Calebresi’s account of the Constitution’s protection of women drew significant support last month from Justice Ruth Bader Ginsburg—often called the “Thurgood Marshall of the women’s rights movement.” At an event celebrating the 40th anniversary of the Supreme Court’s decision in Reed v. Reed, the first case in which the court applied the Equal Protection Clause to prohibit discrimination against women, Ginsburg approvingly cited Calabresi’s account of the clause, declaring that “I count myself as an originalist too.”

Given case law that has protected women under the Equal Protection Clause for the last 40 years, this emerging consensus on the text’s command of constitutional equality for all persons may not seem that transformational, but it is, for at least two reasons. First, the same logic that leads conservative thinkers to Reed inevitably leads to Perry as well. Calabresi does not admit this, but it’s where his argument goes, as Ted Olson clearly understands. Calabresi’s (and Ginsburg’s) central argument is that the 14th Amendment prohibits states from enacting legislation treating any persons as a subordinate caste. That’s precisely the argument Ted Olson has advanced and the district court accepted in Perry: States violate the Equal Protection Clause when they treat gay men and lesbians as second-class persons, unworthy of having their loving relationships recognized by the law.

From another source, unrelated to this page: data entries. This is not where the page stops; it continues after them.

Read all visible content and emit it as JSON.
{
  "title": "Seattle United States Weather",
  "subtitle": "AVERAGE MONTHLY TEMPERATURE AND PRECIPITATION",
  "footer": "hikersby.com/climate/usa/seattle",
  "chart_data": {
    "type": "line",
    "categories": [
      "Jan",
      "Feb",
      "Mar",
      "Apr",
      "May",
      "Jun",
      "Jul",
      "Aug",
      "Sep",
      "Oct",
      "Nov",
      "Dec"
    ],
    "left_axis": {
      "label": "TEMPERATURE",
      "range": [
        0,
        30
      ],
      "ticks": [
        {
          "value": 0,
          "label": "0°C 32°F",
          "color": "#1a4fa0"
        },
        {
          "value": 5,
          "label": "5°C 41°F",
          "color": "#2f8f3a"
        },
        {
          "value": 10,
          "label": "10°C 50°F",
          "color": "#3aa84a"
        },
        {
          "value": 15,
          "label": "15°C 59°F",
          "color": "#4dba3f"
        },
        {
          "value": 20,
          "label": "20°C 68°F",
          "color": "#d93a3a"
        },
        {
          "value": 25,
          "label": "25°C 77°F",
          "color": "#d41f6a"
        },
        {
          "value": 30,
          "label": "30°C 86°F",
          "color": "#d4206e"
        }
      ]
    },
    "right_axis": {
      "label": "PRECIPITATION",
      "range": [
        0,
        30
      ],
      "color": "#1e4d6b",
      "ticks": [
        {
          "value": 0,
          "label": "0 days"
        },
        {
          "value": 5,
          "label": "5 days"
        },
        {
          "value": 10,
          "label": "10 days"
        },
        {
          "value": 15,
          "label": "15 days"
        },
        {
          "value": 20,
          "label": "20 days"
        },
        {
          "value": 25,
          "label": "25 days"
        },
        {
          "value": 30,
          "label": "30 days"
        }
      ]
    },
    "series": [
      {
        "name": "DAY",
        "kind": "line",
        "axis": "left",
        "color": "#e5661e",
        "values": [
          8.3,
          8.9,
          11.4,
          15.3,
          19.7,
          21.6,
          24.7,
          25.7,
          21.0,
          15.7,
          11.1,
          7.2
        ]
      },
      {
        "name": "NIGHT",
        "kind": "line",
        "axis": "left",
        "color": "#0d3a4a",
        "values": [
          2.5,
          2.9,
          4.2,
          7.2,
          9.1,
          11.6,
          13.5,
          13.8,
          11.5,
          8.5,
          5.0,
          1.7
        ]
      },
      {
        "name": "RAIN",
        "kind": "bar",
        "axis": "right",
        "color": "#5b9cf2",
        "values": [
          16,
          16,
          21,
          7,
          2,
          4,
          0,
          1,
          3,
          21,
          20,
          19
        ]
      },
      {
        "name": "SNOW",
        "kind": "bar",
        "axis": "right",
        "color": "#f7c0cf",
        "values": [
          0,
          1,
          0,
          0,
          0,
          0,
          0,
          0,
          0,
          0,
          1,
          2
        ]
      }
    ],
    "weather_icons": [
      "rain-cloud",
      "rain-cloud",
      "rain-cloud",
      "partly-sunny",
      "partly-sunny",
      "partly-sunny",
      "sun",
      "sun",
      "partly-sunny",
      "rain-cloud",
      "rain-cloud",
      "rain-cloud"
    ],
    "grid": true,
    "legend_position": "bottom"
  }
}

Calabresi’s account, unwittingly perhaps, make a powerful case for marriage equality as a matter of fundamental constitutional principle.

Second, the emerging consensus and embrace of originalism by Justice Ginsburg reflects just how rapidly the debate over constitutional interpretation is shifting. Her willingness to acknowledge that fidelity to constitutional text leads to greater equality is a signal that originalism isn’t the sole province of conservatives anymore. The inevitable result: One by one, the shibboleths of the right about the “original” meaning of the Constitution are being discredited, while progressives increasingly embrace the Constitution’s text and history. This methodological meeting of the minds is what allows liberal/conservative partnerships possible, such as the pairing of Ted Olson with the far more liberal David Boies on the Perry litigation team.

Justice Ginsburg’s recent remarks show just how powerful arguments for equality can be when rooted in the text and history of the Constitution. As Justice Ginsburg explained in her remarks, the Constitution’s history reflects a 220-year quest for “a more perfect union” guided by the principles of the declaration. “Equality was the motivating idea,” but it took the Civil War and the work of successive generations of Americans fighting for and obtaining a long series of amendments that ended slavery, guaranteed equality under the law for all persons, and ended the wholesale exclusion of black people, women, and young adults from the polls.

The story that Justice Ginsburg tells is one of constitutional progress, but, as Ted Olson and Steve Calabresi remind us, equality itself is neither a progressive nor a conservative idea: It is an American idea. It’s been a fundamental part of the American canon since Thomas Jefferson wrote the declaration and a critical part of our Constitution since Reconstruction. It’s time once again, in cases like Perry and in the public debate over marriage equality, for the nation to meet Martin Luther King Jr.’s challenge “to rise up and live out the true meaning of its creed.”